Irish revolutionary Michael Collins shot to death in ambush by anti-Treaty forces 100 years ago this hour #OnThisDay #OTD (Aug 22 1922)


Video: 'IRELAND: IRA leader Michael Collins killed in ambush (1922)'

(Tuesday, August 22, 1922, as Collins’ convoy approached Béal na Bláth between 7:30 and 8:00 p.m. Irish Standard Time; during the Irish Civil War, part of the Irish revolutionary period)Michael Collins, a founder of the Irish Republican Army and a key figure in Ireland’s independence movement, was shot to death today in an ambush at Béal na Bláth in County Cork, Ireland, apparently by Irish Republican Army members opposed to the Anglo-Irish Treaty that Collins had co-signed.


Video: 'Michael Collins - Ireland's Greatest (Documentary)' (Aug. 22, 1922, at 42:50)

The Anglo-Irish Treaty, signed in December 1921, established the Irish Free State but depended on an oath of allegiance to the Crown.
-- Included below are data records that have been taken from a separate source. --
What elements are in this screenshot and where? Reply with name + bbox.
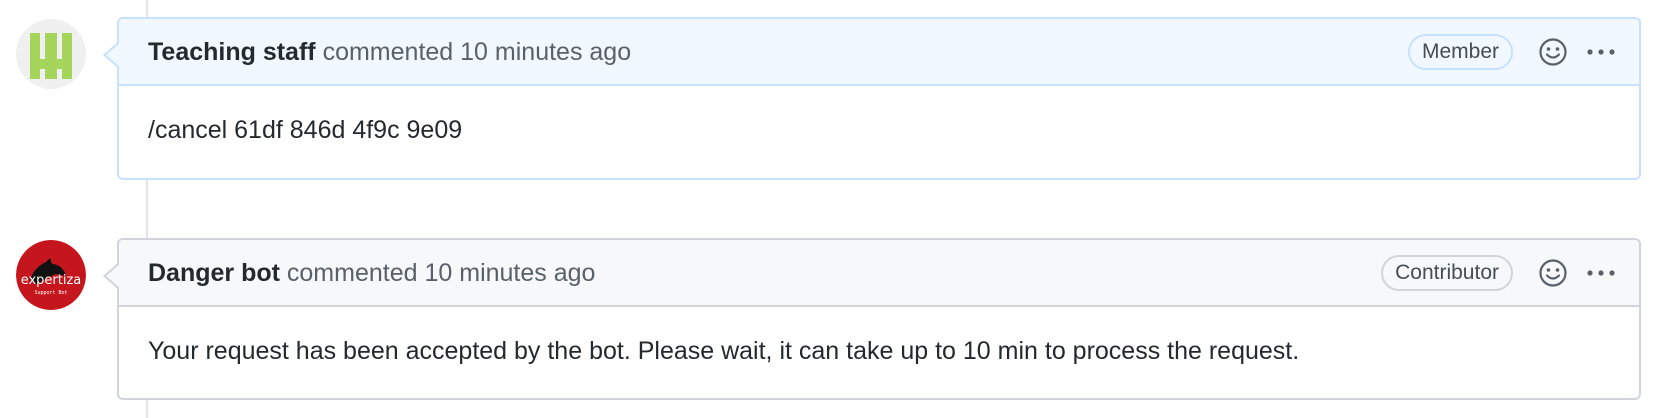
avatar-teaching-staff[interactable] (16, 19, 86, 89)
avatar-danger-bot[interactable]: expertiza Support Bot (16, 240, 86, 310)
comment-body: /cancel 61df 846d 4f9c 9e09 (148, 116, 463, 144)
add-reaction-button[interactable] (1535, 255, 1571, 291)
author-association-badge: Member (1407, 33, 1513, 70)
comment-author-link[interactable]: Teaching staff (148, 38, 316, 66)
comment-header-text: Danger bot commented 10 minutes ago (148, 258, 1381, 288)
identicon-avatar-icon (16, 19, 86, 89)
svg-text:expertiza: expertiza (21, 273, 82, 288)
kebab-horizontal-icon (1587, 269, 1615, 276)
kebab-horizontal-icon (1587, 48, 1615, 55)
more-options-button[interactable] (1583, 255, 1619, 291)
comment-action: commented (322, 37, 454, 66)
comment-box: Danger bot commented 10 minutes ago Cont… (103, 238, 1641, 400)
more-options-button[interactable] (1583, 34, 1619, 70)
svg-text:Support Bot: Support Bot (34, 290, 67, 296)
add-reaction-button[interactable] (1535, 34, 1571, 70)
comment-body: Your request has been accepted by the bo… (148, 337, 1300, 365)
comment-timestamp-link[interactable]: 10 minutes ago (460, 38, 631, 66)
smiley-icon (1539, 258, 1567, 287)
comment-action: commented (286, 258, 418, 287)
comment-header: Danger bot commented 10 minutes ago Cont… (119, 240, 1639, 307)
comment-author-link[interactable]: Danger bot (148, 259, 280, 287)
comment-header-text: Teaching staff commented 10 minutes ago (148, 37, 1408, 67)
comment-timestamp-link[interactable]: 10 minutes ago (424, 259, 595, 287)
comment-caret-inner (106, 264, 120, 288)
expertiza-bot-avatar-icon: expertiza Support Bot (16, 240, 86, 310)
comment-caret-inner (106, 43, 120, 67)
comment-header: Teaching staff commented 10 minutes ago … (119, 19, 1639, 86)
smiley-icon (1539, 37, 1567, 66)
author-association-badge: Contributor (1381, 254, 1513, 291)
comment-box: Teaching staff commented 10 minutes ago … (103, 17, 1641, 180)
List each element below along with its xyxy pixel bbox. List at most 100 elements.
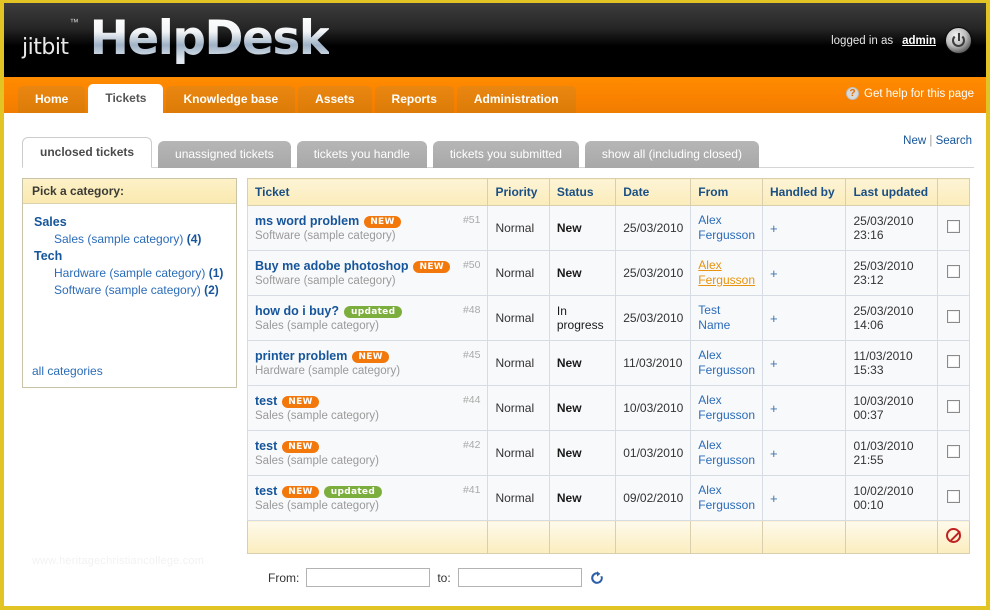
cell-last-updated: 11/03/2010 15:33 — [845, 340, 939, 386]
cell-from: Alex Fergusson — [690, 340, 763, 386]
tab-show-all[interactable]: show all (including closed) — [584, 141, 759, 168]
row-checkbox[interactable] — [947, 490, 961, 503]
ticket-title-link[interactable]: test — [255, 484, 277, 498]
table-row[interactable]: #44 test NEW Sales (sample category) Normal N… — [246, 385, 970, 431]
nav-item-knowledge-base[interactable]: Knowledge base — [166, 86, 296, 113]
date-from-input[interactable] — [306, 568, 431, 587]
ticket-title-link[interactable]: Buy me adobe photoshop — [255, 259, 408, 273]
column-header-priority[interactable]: Priority — [487, 178, 550, 206]
search-link[interactable]: Search — [936, 135, 972, 147]
ticket-number: #51 — [462, 214, 481, 226]
assign-handler-button[interactable]: + — [770, 446, 778, 461]
from-user-link[interactable]: Alex Fergusson — [698, 213, 755, 243]
masthead: jitbit ™ HelpDesk logged in as admin — [4, 3, 986, 77]
nav-item-administration[interactable]: Administration — [456, 86, 576, 113]
column-header-handled-by[interactable]: Handled by — [761, 178, 847, 206]
row-checkbox[interactable] — [947, 355, 961, 368]
assign-handler-button[interactable]: + — [770, 356, 778, 371]
footer-cell-delete[interactable] — [937, 520, 970, 554]
ticket-title-link[interactable]: ms word problem — [255, 214, 359, 228]
assign-handler-button[interactable]: + — [770, 401, 778, 416]
from-user-link[interactable]: Alex Fergusson — [698, 348, 755, 378]
from-user-link[interactable]: Alex Fergusson — [698, 483, 755, 513]
nav-item-home[interactable]: Home — [18, 86, 86, 113]
cell-last-updated: 10/03/2010 00:37 — [845, 385, 939, 431]
from-user-link[interactable]: Test Name — [698, 303, 755, 333]
table-row[interactable]: #45 printer problem NEW Hardware (sample ca… — [246, 340, 970, 386]
column-header-status[interactable]: Status — [548, 178, 617, 206]
cell-handled-by: + — [761, 295, 847, 341]
tab-tickets-you-submitted[interactable]: tickets you submitted — [432, 141, 579, 168]
row-checkbox[interactable] — [947, 310, 961, 323]
brand-trademark: ™ — [69, 17, 79, 27]
cell-priority: Normal — [487, 250, 550, 296]
column-header-last-updated[interactable]: Last updated — [845, 178, 939, 206]
new-link[interactable]: New — [903, 135, 926, 147]
nav-item-reports[interactable]: Reports — [374, 86, 454, 113]
nav-item-tickets[interactable]: Tickets — [88, 84, 164, 113]
table-row[interactable]: #51 ms word problem NEW Software (sample ca… — [246, 205, 970, 251]
ticket-category: Software (sample category) — [255, 275, 396, 287]
get-help-link[interactable]: ? Get help for this page — [846, 87, 974, 100]
footer-cell-ticket — [246, 520, 489, 554]
cell-select — [937, 205, 970, 251]
assign-handler-button[interactable]: + — [770, 491, 778, 506]
from-user-link[interactable]: Alex Fergusson — [698, 258, 755, 288]
table-row[interactable]: #41 test NEW updated Sales (sample category)… — [246, 475, 970, 521]
login-status: logged in as admin — [831, 27, 972, 54]
badge-new: NEW — [282, 486, 319, 498]
assign-handler-button[interactable]: + — [770, 311, 778, 326]
footer-cell-status — [548, 520, 617, 554]
all-categories-link[interactable]: all categories — [32, 364, 103, 378]
table-row[interactable]: #48 how do i buy? updated Sales (sample cat… — [246, 295, 970, 341]
nav-item-assets[interactable]: Assets — [298, 86, 372, 113]
row-checkbox[interactable] — [947, 445, 961, 458]
tickets-table-wrapper: Ticket Priority Status Date From Handled… — [246, 178, 970, 554]
from-user-link[interactable]: Alex Fergusson — [698, 393, 755, 423]
last-updated-time: 21:55 — [853, 453, 884, 467]
username-link[interactable]: admin — [902, 35, 936, 47]
refresh-icon[interactable] — [589, 570, 605, 586]
cell-from: Alex Fergusson — [690, 250, 763, 296]
category-panel: Pick a category: Sales Sales (sample cat… — [22, 178, 237, 388]
category-item-count: (1) — [208, 266, 224, 280]
delete-ban-icon[interactable] — [946, 528, 962, 543]
category-item-hardware-sample[interactable]: Hardware (sample category) (1) — [54, 266, 227, 280]
column-header-from[interactable]: From — [690, 178, 763, 206]
row-checkbox[interactable] — [947, 220, 961, 233]
column-header-ticket[interactable]: Ticket — [246, 178, 489, 206]
ticket-title-link[interactable]: printer problem — [255, 349, 347, 363]
tab-tickets-you-handle[interactable]: tickets you handle — [296, 141, 427, 168]
table-row[interactable]: #50 Buy me adobe photoshop NEW Software (sa… — [246, 250, 970, 296]
cell-priority: Normal — [487, 205, 550, 251]
badge-updated: updated — [344, 306, 403, 318]
cell-last-updated: 25/03/2010 23:12 — [845, 250, 939, 296]
content-area: New | Search unclosed tickets unassigned… — [4, 113, 986, 606]
ticket-category: Sales (sample category) — [255, 500, 379, 512]
cell-select — [937, 295, 970, 341]
from-user-link[interactable]: Alex Fergusson — [698, 438, 755, 468]
tab-unassigned-tickets[interactable]: unassigned tickets — [158, 141, 291, 168]
row-checkbox[interactable] — [947, 400, 961, 413]
column-header-date[interactable]: Date — [615, 178, 692, 206]
tab-unclosed-tickets[interactable]: unclosed tickets — [22, 137, 153, 168]
table-row[interactable]: #42 test NEW Sales (sample category) Normal N… — [246, 430, 970, 476]
get-help-label: Get help for this page — [864, 87, 974, 100]
row-checkbox[interactable] — [947, 265, 961, 278]
assign-handler-button[interactable]: + — [770, 221, 778, 236]
power-icon[interactable] — [945, 27, 972, 54]
cell-status: New — [548, 385, 617, 431]
date-to-input[interactable] — [457, 568, 582, 587]
category-item-sales-sample[interactable]: Sales (sample category) (4) — [54, 232, 227, 246]
ticket-category: Sales (sample category) — [255, 410, 379, 422]
category-item-software-sample[interactable]: Software (sample category) (2) — [54, 283, 227, 297]
ticket-title-link[interactable]: how do i buy? — [255, 304, 339, 318]
cell-select — [937, 475, 970, 521]
ticket-title-link[interactable]: test — [255, 439, 277, 453]
ticket-title-link[interactable]: test — [255, 394, 277, 408]
cell-handled-by: + — [761, 205, 847, 251]
top-action-links: New | Search — [903, 135, 972, 147]
last-updated-date: 25/03/2010 — [853, 214, 914, 228]
cell-priority: Normal — [487, 295, 550, 341]
assign-handler-button[interactable]: + — [770, 266, 778, 281]
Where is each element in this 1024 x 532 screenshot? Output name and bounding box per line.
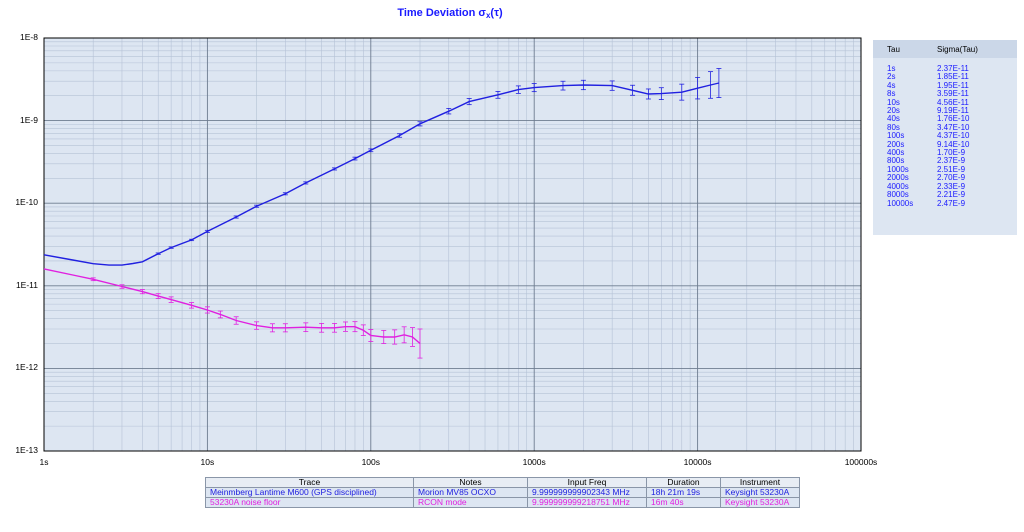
tau-value: 1s [887, 64, 896, 73]
legend-freq: 9.999999999902343 MHz [527, 487, 647, 498]
legend-notes: RCON mode [413, 497, 528, 508]
plot-area [43, 37, 862, 452]
tau-value: 20s [887, 106, 900, 116]
legend-header-freq: Input Freq [527, 477, 647, 488]
legend-trace: Meinmberg Lantime M600 (GPS disciplined) [205, 487, 414, 498]
x-tick-label: 1s [39, 457, 49, 467]
legend-instrument: Keysight 53230A [720, 497, 800, 508]
tau-header: Tau [887, 44, 900, 54]
tau-value: 4s [887, 80, 896, 90]
y-tick-label: 1E-11 [15, 279, 38, 290]
legend-header-row: Trace Notes Input Freq Duration Instrume… [205, 477, 800, 488]
tau-value: 40s [887, 114, 900, 124]
x-tick-label: 10000s [683, 457, 712, 467]
sigma-header: Sigma(Tau) [937, 44, 978, 54]
y-tick-label: 1E-10 [15, 197, 38, 208]
tau-table-rows: 1s 2.37E-11 2s 1.85E-11 4s 1.95E-11 8s 3.59E-11… [873, 58, 1017, 208]
legend-duration: 18h 21m 19s [646, 487, 721, 498]
legend-header-duration: Duration [646, 477, 721, 488]
tau-value: 10000s [887, 198, 914, 208]
tau-value: 80s [887, 122, 900, 132]
legend-header-trace: Trace [205, 477, 414, 488]
tau-value: 100s [887, 131, 905, 141]
sigma-value: 2.47E-9 [937, 198, 966, 208]
legend-row-2[interactable]: 53230A noise floor RCON mode 9.999999999… [205, 497, 800, 508]
y-tick-label: 1E-12 [15, 362, 38, 373]
legend-duration: 16m 40s [646, 497, 721, 508]
y-tick-label: 1E-13 [15, 445, 38, 455]
legend-instrument: Keysight 53230A [720, 487, 800, 498]
legend-notes: Morion MV85 OCXO [413, 487, 528, 498]
x-tick-label: 100s [361, 457, 381, 467]
tau-value: 200s [887, 139, 905, 149]
tau-value: 10s [887, 97, 900, 107]
y-tick-label: 1E-8 [20, 32, 38, 42]
x-tick-label: 10s [200, 457, 215, 467]
x-tick-label: 1000s [522, 457, 546, 467]
legend-header-instrument: Instrument [720, 477, 800, 488]
x-tick-label: 100000s [844, 457, 878, 467]
tau-table-row: 10000s 2.47E-9 [873, 198, 1017, 208]
legend-row-1[interactable]: Meinmberg Lantime M600 (GPS disciplined)… [205, 487, 800, 498]
tau-value: 8s [887, 89, 896, 99]
trace-legend-table: Trace Notes Input Freq Duration Instrume… [205, 477, 800, 508]
tau-sigma-table: Tau Sigma(Tau) 1s 2.37E-11 2s 1.85E-11 4s 1.9… [873, 40, 1017, 235]
y-tick-label: 1E-9 [20, 114, 38, 125]
legend-trace: 53230A noise floor [205, 497, 414, 508]
legend-freq: 9.999999999218751 MHz [527, 497, 647, 508]
tau-value: 2s [887, 72, 896, 82]
tau-value: 400s [887, 148, 905, 158]
legend-header-notes: Notes [413, 477, 528, 488]
tau-table-header: Tau Sigma(Tau) [873, 40, 1017, 58]
chart-plot [43, 37, 862, 452]
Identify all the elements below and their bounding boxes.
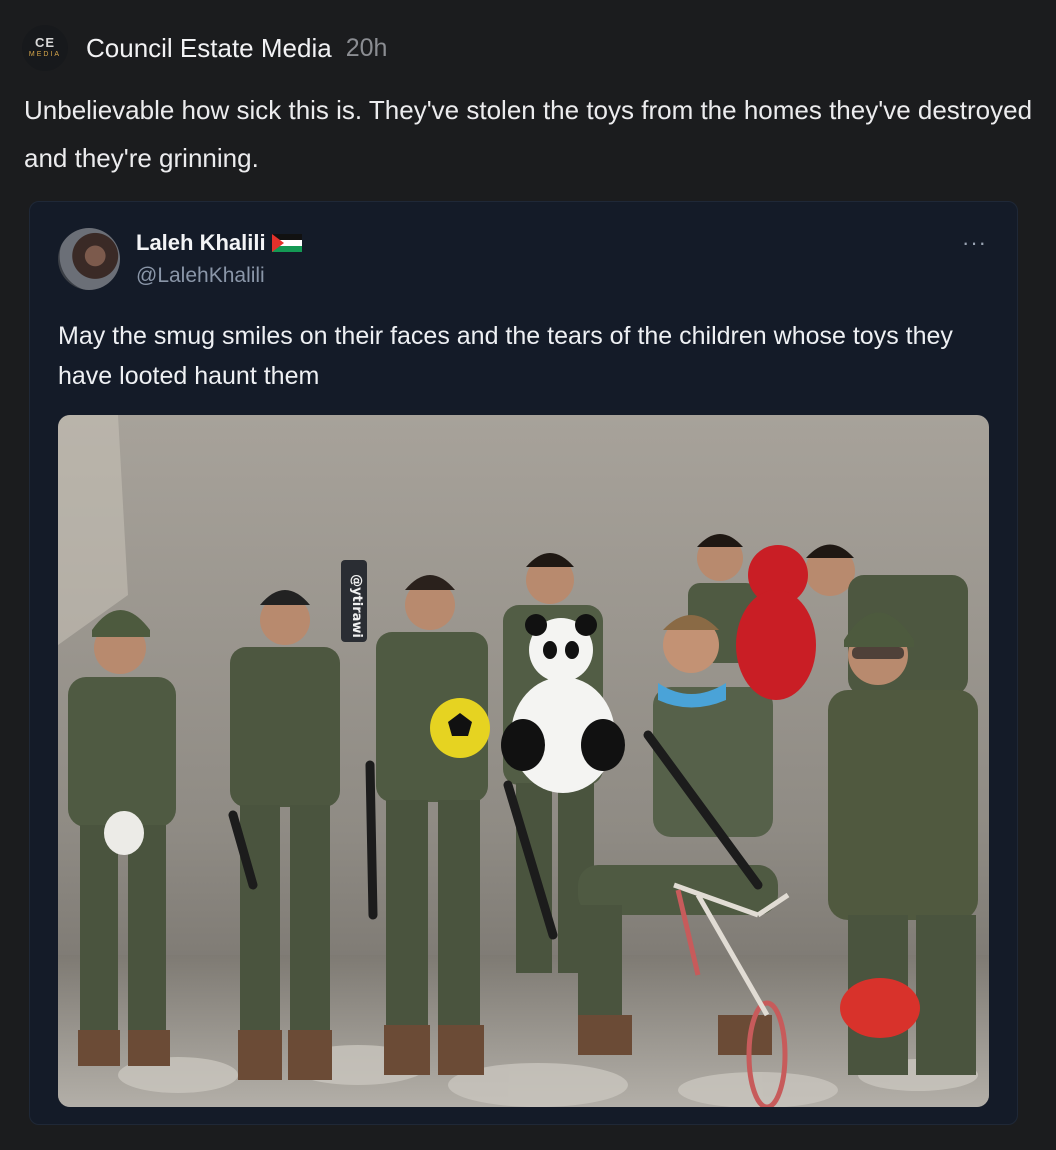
quoted-post-text: May the smug smiles on their faces and t… xyxy=(58,322,953,390)
post-header: CE MEDIA Council Estate Media 20h xyxy=(22,24,387,72)
quoted-author-name[interactable]: Laleh Khalili xyxy=(136,230,266,256)
post-time[interactable]: 20h xyxy=(346,34,388,63)
quoted-author-name-row[interactable]: Laleh Khalili xyxy=(136,230,302,256)
quoted-post-photo[interactable]: @ytirawi xyxy=(58,415,989,1107)
quoted-post-card[interactable]: Laleh Khalili @LalehKhalili ··· May the … xyxy=(29,201,1018,1125)
author-avatar[interactable]: CE MEDIA xyxy=(22,25,68,71)
more-options-icon[interactable]: ··· xyxy=(962,230,987,256)
logo-text-bottom: MEDIA xyxy=(28,51,62,58)
photo-illustration xyxy=(58,415,989,1107)
author-name[interactable]: Council Estate Media xyxy=(86,33,332,64)
logo-text-top: CE xyxy=(34,35,56,50)
photo-watermark-text: @ytirawi xyxy=(349,574,364,638)
palestine-flag-icon xyxy=(271,234,302,252)
post-text: Unbelievable how sick this is. They've s… xyxy=(24,95,1033,173)
quoted-author-handle[interactable]: @LalehKhalili xyxy=(136,264,265,288)
quoted-author-avatar[interactable] xyxy=(58,228,120,290)
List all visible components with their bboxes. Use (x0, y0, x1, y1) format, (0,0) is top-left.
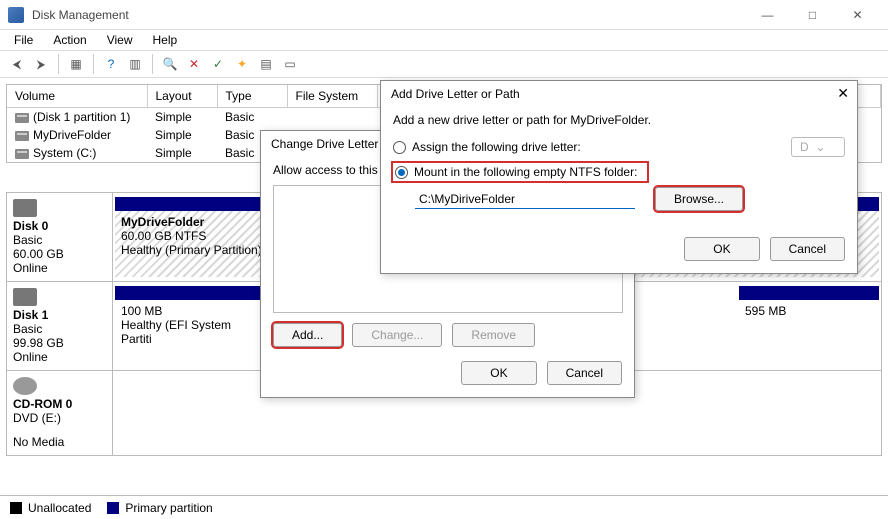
dialog2-cancel-button[interactable]: Cancel (770, 237, 845, 261)
disk-info[interactable]: Disk 1 Basic 99.98 GB Online (7, 282, 113, 370)
grid-icon[interactable]: ▦ (65, 53, 87, 75)
forward-icon[interactable]: ⮞ (30, 53, 52, 75)
swatch-primary (107, 502, 119, 514)
browse-button[interactable]: Browse... (655, 187, 743, 211)
close-button[interactable]: ✕ (835, 0, 880, 30)
col-type[interactable]: Type (217, 85, 287, 108)
dialog-close-icon[interactable]: ✕ (837, 85, 849, 102)
new-icon[interactable]: ✦ (231, 53, 253, 75)
radio-checked-icon (395, 166, 408, 179)
menu-file[interactable]: File (6, 31, 41, 49)
menu-help[interactable]: Help (145, 31, 186, 49)
app-icon (8, 7, 24, 23)
assign-letter-option[interactable]: Assign the following drive letter: (393, 140, 581, 154)
partition[interactable]: 100 MB Healthy (EFI System Partiti (115, 286, 265, 366)
layout-icon[interactable]: ▥ (124, 53, 146, 75)
radio-unchecked-icon (393, 141, 406, 154)
remove-button[interactable]: Remove (452, 323, 535, 347)
change-button[interactable]: Change... (352, 323, 442, 347)
mount-folder-option[interactable]: Mount in the following empty NTFS folder… (395, 165, 637, 179)
ok-button[interactable]: OK (461, 361, 536, 385)
maximize-button[interactable]: □ (790, 0, 835, 30)
back-icon[interactable]: ⮜ (6, 53, 28, 75)
disk-icon (13, 288, 37, 306)
minimize-button[interactable]: — (745, 0, 790, 30)
window-title: Disk Management (32, 8, 745, 22)
drive-icon (15, 149, 29, 159)
dialog2-title: Add Drive Letter or Path (381, 81, 857, 107)
search-icon[interactable]: 🔍 (159, 53, 181, 75)
check-icon[interactable]: ✓ (207, 53, 229, 75)
col-layout[interactable]: Layout (147, 85, 217, 108)
legend: Unallocated Primary partition (0, 495, 888, 519)
dialog2-ok-button[interactable]: OK (684, 237, 759, 261)
disk-info[interactable]: Disk 0 Basic 60.00 GB Online (7, 193, 113, 281)
swatch-unallocated (10, 502, 22, 514)
add-drive-letter-dialog: Add Drive Letter or Path ✕ Add a new dri… (380, 80, 858, 274)
partition[interactable]: 595 MB (739, 286, 879, 366)
disk-icon (13, 199, 37, 217)
help-icon[interactable]: ? (100, 53, 122, 75)
dialog2-intro: Add a new drive letter or path for MyDri… (393, 113, 845, 127)
title-bar: Disk Management — □ ✕ (0, 0, 888, 30)
col-volume[interactable]: Volume (7, 85, 147, 108)
menu-action[interactable]: Action (45, 31, 94, 49)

This was the clause in the treaty Éamon de Valera and other republican leaders found it hardest to accept.

Collins, 31, viewed the treaty as offering “the freedom to achieve freedom”, and persuaded a majority in the Dáil to ratify the treaty.

A provisional government was formed under his chairmanship in early 1922 but was soon disrupted by the Irish Civil War, in which Collins was commander-in-chief of the National Army.